In his beautiful house at Richmond he played second fiddle to his clever
wife with imperturbable BONHOMIE; he lavished jewels and luxuries of
all kinds upon her, which she took with inimitable grace, dispensing the
hospitality of his superb mansion with the same graciousness with which
she had welcomed the intellectual coterie of Paris.

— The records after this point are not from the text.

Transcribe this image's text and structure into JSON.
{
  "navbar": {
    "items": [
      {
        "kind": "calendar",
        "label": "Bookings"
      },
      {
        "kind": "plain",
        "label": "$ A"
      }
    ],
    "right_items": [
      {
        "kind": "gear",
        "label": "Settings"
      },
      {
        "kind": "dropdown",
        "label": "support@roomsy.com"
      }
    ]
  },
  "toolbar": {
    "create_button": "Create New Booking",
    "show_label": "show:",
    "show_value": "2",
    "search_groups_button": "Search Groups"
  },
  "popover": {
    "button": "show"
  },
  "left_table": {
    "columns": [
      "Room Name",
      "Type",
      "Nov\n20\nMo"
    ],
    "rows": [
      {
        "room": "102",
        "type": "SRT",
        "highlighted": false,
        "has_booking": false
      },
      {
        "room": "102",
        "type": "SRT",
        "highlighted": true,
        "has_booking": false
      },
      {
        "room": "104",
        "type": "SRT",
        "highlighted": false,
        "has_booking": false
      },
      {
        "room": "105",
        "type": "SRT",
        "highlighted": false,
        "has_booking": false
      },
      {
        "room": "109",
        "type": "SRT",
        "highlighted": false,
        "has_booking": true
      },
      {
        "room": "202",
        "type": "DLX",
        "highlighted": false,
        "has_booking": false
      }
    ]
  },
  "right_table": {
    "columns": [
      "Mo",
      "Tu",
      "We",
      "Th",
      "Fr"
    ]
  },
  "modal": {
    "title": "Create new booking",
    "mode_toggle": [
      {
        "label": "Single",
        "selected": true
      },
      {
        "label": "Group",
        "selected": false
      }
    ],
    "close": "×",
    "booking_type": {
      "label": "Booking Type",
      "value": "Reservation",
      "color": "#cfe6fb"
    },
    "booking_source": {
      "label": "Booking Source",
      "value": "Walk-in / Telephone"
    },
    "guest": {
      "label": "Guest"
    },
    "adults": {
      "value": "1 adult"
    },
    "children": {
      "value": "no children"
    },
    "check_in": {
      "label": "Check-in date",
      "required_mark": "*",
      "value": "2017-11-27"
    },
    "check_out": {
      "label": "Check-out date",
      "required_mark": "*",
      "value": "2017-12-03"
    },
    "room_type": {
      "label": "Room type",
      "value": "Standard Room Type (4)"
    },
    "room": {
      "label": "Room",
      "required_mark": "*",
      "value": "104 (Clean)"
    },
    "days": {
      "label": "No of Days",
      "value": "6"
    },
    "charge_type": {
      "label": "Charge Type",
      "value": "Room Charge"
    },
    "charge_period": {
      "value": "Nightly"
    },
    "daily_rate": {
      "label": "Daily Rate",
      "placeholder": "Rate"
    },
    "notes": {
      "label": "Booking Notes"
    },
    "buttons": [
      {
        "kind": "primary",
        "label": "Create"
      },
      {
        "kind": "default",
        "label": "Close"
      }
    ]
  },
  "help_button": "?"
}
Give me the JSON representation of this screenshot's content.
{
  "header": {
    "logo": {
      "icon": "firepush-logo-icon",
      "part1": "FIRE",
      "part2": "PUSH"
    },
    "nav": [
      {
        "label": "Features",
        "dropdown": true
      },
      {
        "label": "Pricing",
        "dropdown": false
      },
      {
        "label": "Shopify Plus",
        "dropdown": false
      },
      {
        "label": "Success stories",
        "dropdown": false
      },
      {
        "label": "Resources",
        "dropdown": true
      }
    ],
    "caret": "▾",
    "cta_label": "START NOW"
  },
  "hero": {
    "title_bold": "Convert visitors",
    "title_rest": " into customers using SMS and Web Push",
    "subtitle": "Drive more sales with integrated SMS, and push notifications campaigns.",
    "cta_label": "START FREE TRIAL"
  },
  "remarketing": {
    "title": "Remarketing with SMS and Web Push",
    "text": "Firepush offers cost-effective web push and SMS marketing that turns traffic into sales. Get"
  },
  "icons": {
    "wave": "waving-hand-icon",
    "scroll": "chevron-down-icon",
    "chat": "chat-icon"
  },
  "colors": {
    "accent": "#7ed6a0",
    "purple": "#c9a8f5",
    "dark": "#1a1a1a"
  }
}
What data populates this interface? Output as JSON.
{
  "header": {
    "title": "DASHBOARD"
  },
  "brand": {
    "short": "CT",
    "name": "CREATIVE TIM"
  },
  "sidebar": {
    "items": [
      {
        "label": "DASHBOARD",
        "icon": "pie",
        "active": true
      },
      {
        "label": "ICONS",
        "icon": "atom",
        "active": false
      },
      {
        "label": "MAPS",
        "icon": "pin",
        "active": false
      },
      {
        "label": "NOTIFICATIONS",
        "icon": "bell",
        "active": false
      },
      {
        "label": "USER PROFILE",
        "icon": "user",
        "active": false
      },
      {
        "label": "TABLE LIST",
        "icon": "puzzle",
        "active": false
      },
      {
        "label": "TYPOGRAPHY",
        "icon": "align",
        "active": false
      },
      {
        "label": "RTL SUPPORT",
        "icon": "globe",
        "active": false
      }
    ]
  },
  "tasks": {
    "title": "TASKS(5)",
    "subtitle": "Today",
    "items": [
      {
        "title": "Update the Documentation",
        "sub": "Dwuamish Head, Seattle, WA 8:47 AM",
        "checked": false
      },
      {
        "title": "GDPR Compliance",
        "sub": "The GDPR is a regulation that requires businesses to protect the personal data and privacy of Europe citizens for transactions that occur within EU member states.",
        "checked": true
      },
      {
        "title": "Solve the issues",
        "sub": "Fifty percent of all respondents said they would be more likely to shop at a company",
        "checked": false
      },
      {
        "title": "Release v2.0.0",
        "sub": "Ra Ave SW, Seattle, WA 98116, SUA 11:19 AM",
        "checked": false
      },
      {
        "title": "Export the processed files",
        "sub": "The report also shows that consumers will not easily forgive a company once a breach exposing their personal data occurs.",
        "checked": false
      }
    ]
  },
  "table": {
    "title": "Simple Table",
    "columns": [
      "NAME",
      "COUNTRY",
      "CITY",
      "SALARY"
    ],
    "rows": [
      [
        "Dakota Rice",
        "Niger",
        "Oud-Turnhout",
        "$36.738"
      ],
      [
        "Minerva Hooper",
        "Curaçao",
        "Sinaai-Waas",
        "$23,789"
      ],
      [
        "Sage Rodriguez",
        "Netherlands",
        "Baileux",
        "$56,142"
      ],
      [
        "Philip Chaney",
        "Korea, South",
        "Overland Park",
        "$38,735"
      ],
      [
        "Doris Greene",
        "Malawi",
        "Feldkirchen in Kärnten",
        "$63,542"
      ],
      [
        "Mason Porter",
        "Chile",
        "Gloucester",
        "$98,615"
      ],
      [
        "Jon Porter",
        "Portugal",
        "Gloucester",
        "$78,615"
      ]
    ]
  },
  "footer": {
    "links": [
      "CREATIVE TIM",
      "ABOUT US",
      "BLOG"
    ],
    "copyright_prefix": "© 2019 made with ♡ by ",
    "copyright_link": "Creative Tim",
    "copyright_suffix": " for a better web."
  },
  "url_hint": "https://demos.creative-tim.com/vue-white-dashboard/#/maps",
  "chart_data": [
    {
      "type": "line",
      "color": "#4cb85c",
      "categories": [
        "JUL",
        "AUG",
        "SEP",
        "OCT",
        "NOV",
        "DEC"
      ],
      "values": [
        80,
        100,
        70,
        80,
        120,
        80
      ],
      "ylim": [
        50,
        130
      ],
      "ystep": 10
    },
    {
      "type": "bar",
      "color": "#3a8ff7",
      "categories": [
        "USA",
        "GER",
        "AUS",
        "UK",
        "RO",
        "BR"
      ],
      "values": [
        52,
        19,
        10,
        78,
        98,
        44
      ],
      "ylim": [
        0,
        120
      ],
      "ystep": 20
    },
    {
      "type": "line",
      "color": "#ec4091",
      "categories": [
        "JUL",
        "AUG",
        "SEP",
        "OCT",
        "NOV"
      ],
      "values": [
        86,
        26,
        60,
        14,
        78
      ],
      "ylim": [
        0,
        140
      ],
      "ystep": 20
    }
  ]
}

Physically, Sir Percy Blakeney was undeniably handsome—always
excepting the lazy, bored look which was habitual to him. He was always
irreproachable dressed, and wore the exaggerated "Incroyable" fashions,
which had just crept across from Paris to England, with the perfect
good taste innate in an English gentleman. On this special afternoon in
September, in spite of the long journey by coach, in spite of rain and
mud, his coat set irreproachably across his fine shoulders, his hands
looked almost femininely white, as they emerged through billowy frills
of finest Mechline lace: the extravagantly short-waisted satin coat,
wide-lapelled waistcoat, and tight-fitting striped breeches, set off his
massive figure to perfection, and in repose one might have admired so
fine a specimen of English manhood, until the foppish ways, the affected
movements, the perpetual inane laugh, brought one's admiration of Sir
Percy Blakeney to an abrupt close.

He had lolled into the old-fashioned inn parlour, shaking the wet off
his fine overcoat; then putting up a gold-rimmed eye-glass to his lazy
blue eye, he surveyed the company, upon whom an embarrassed silence had
suddenly fallen.

"How do, Tony? How do, Ffoulkes?" he said, recognizing the two young
men and shaking them by the hand. "Zounds, my dear fellow," he added,
smothering a slight yawn, "did you ever see such a beastly day? Demmed
climate this."

With a quaint little laugh, half of embarrassment and half of sarcasm,
Marguerite had turned towards her husband, and was surveying him from
head to foot, with an amused little twinkle in her merry blue eyes.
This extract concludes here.